Aidar studied at the University of Maryland and graduated in 1998 with a degree in management and business. Moving back to Kyrgyzstan later that year, he became director of the Representative Office of Kazkommertsbank OJSC in Bishkek. He later moved to Almaty, Kazakhstan, where he worked in Kazkommertsbank, which is the largest bank in the country. While working in Almaty, Akayev, who was then 24 years old, met 18-year-old Aliya Nazarbayeva, the daughter of Kazakh President Nursultan Nazarbayev, and they married in 1999. The marriage was short-lived however, with the two separating in 2001. According to the BBC, the marriage was "seen by many people as a return to the old Central Asian tradition of cementing political ties with family ones."
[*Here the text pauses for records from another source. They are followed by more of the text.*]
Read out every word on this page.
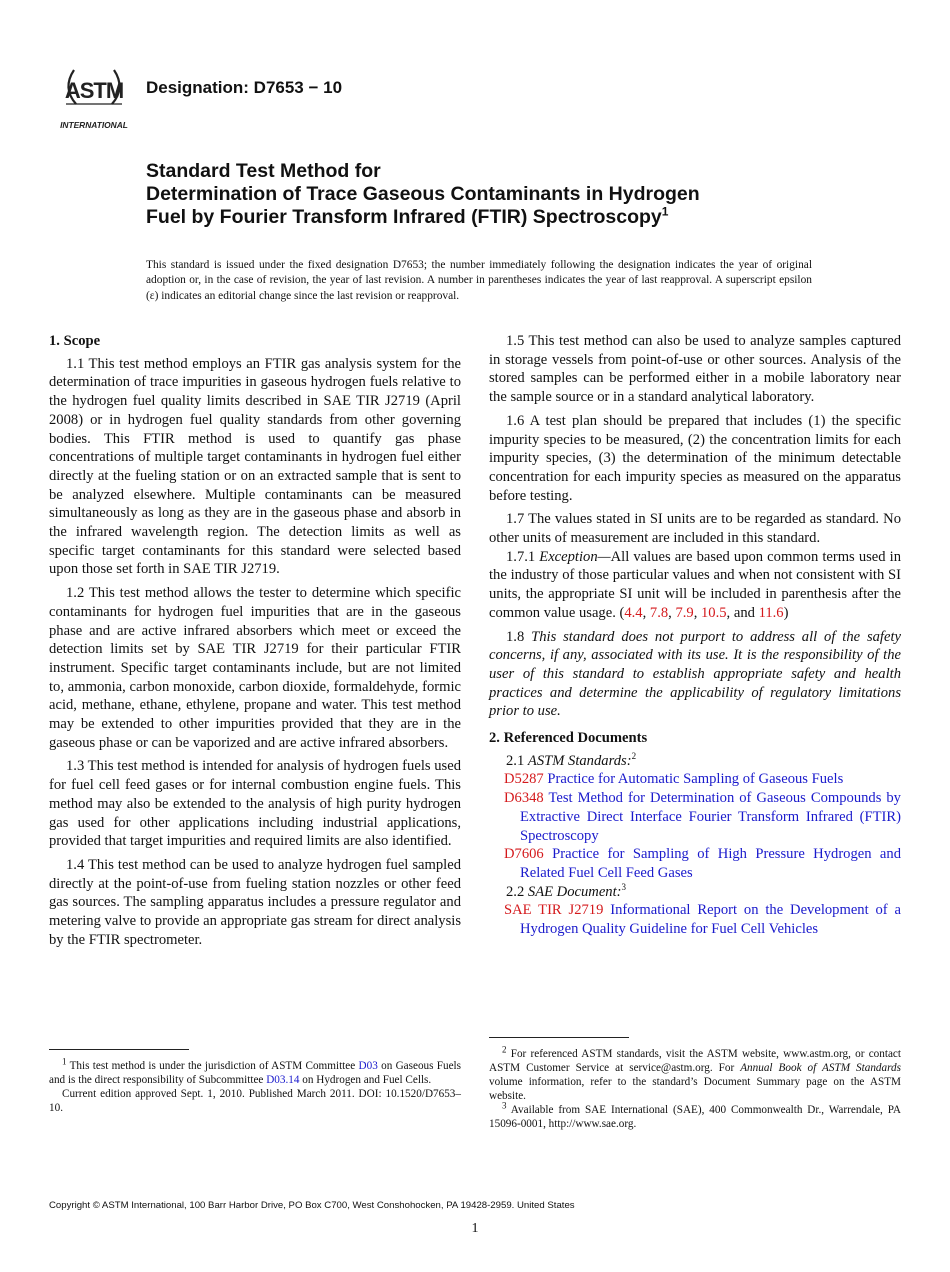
ASTM
INTERNATIONAL
Designation: D7653 − 10
Standard Test Method for
Determination of Trace Gaseous Contaminants in Hydrogen
Fuel by Fourier Transform Infrared (FTIR) Spectroscopy$^1$
This standard is issued under the fixed designation D7653; the number immediately following the designation indicates the year of original adoption or, in the case of revision, the year of last revision. A number in parentheses indicates the year of last reapproval. A superscript epsilon (ε) indicates an editorial change since the last revision or reapproval.
1. Scope

1.1 This test method employs an FTIR gas analysis system for the determination of trace impurities in gaseous hydrogen fuels relative to the hydrogen fuel quality limits described in SAE TIR J2719 (April 2008) or in hydrogen fuel quality standards from other governing bodies. This FTIR method is used to quantify gas phase concentrations of multiple target contaminants in hydrogen fuel either directly at the fueling station or on an extracted sample that is sent to be analyzed elsewhere. Multiple contaminants can be measured simultaneously as long as they are in the gaseous phase and absorb in the infrared wavelength region. The detection limits as well as specific target contaminants for this standard were selected based upon those set forth in SAE TIR J2719.

1.2 This test method allows the tester to determine which specific contaminants for hydrogen fuel impurities that are in the gaseous phase and are active infrared absorbers which meet or exceed the detection limits set by SAE TIR J2719 for their particular FTIR instrument. Specific target contaminants include, but are not limited to, ammonia, carbon monoxide, carbon dioxide, formaldehyde, formic acid, methane, ethane, ethylene, propane and water. This test method may be extended to other impurities provided that they are in the gaseous phase or can be vaporized and are active infrared absorbers.

1.3 This test method is intended for analysis of hydrogen fuels used for fuel cell feed gases or for internal combustion engine fuels. This method may also be extended to the analysis of high purity hydrogen gas used for other applications including industrial applications, provided that target impurities and required limits are also identified.

1.4 This test method can be used to analyze hydrogen fuel sampled directly at the point-of-use from fueling station nozzles or other feed gas sources. The sampling apparatus includes a pressure regulator and metering valve to provide an appropriate gas stream for direct analysis by the FTIR spectrometer.

1.5 This test method can also be used to analyze samples captured in storage vessels from point-of-use or other sources. Analysis of the stored samples can be performed either in a mobile laboratory near the sample source or in a standard analytical laboratory.

1.6 A test plan should be prepared that includes (1) the specific impurity species to be measured, (2) the concentration limits for each impurity species, (3) the determination of the minimum detectable concentration for each impurity species as measured on the apparatus before testing.

1.7 The values stated in SI units are to be regarded as standard. No other units of measurement are included in this standard.

1.7.1 Exception—All values are based upon common terms used in the industry of those particular values and when not consistent with SI units, the appropriate SI unit will be included in parenthesis after the common value usage. (4.4, 7.8, 7.9, 10.5, and 11.6)

1.8 This standard does not purport to address all of the safety concerns, if any, associated with its use. It is the responsibility of the user of this standard to establish appropriate safety and health practices and determine the applicability of regulatory limitations prior to use.

2. Referenced Documents

2.1 ASTM Standards:$^2$

D5287 Practice for Automatic Sampling of Gaseous Fuels

D6348 Test Method for Determination of Gaseous Compounds by Extractive Direct Interface Fourier Transform Infrared (FTIR) Spectroscopy

D7606 Practice for Sampling of High Pressure Hydrogen and Related Fuel Cell Feed Gases

2.2 SAE Document:$^3$

SAE TIR J2719 Informational Report on the Development of a Hydrogen Quality Guideline for Fuel Cell Vehicles

$^1$ This test method is under the jurisdiction of ASTM Committee D03 on Gaseous Fuels and is the direct responsibility of Subcommittee D03.14 on Hydrogen and Fuel Cells.

Current edition approved Sept. 1, 2010. Published March 2011. DOI: 10.1520/D7653–10.

$^2$ For referenced ASTM standards, visit the ASTM website, www.astm.org, or contact ASTM Customer Service at service@astm.org. For Annual Book of ASTM Standards volume information, refer to the standard’s Document Summary page on the ASTM website.

$^3$ Available from SAE International (SAE), 400 Commonwealth Dr., Warrendale, PA 15096-0001, http://www.sae.org.

Copyright © ASTM International, 100 Barr Harbor Drive, PO Box C700, West Conshohocken, PA 19428-2959. United States
1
In February 2001, Akayev served as a chief Advisor to the Minister of Finance of Kyrgyzstan. From December 23, 2004 to March 30, 2005, he served as President of the National Olympic Committee of the Kyrgyz Republic as well as the President of the Boxing Federation of Kyrgyzstan concurrently. On January 18, 2005, Akayev filed an application for participation in the February parliamentary elections, in which he was elected to parliament with 79.65% of the vote.

Akayev's older sister, Bermet Akayeva, was also elected to the Jogorku Kenesh, which caused great outcry on the part of the opposition and popular protests because the election results were seen as rigged. The events that unfolded in the country became known as the Tulip Revolution. It culminated on March 24, 2005 when the crowds took over the presidential palace in Bishkek and his father along with his family was forced to flee by a helicopter to neighboring Kazakhstan. Akayev was deprived of all government posts, including his membership in Jogorku Kenesh, with the country's prosecutor general bringing criminal charges against him on the count of embezzlement of state funds, financial fraud and misappropriation of another's property under threat of force.

Akayev then lived in exile with his father in Moscow, where his father is a professor at Moscow State University. Russian Federation refused to return him to the Kyrgyz authorities. Beside the Kyrgyz language, Akayev was also fluent in Russian and English.

Akayev died from sudden cardiac arrest in Moscow on 5 February 2020, at the age of 43.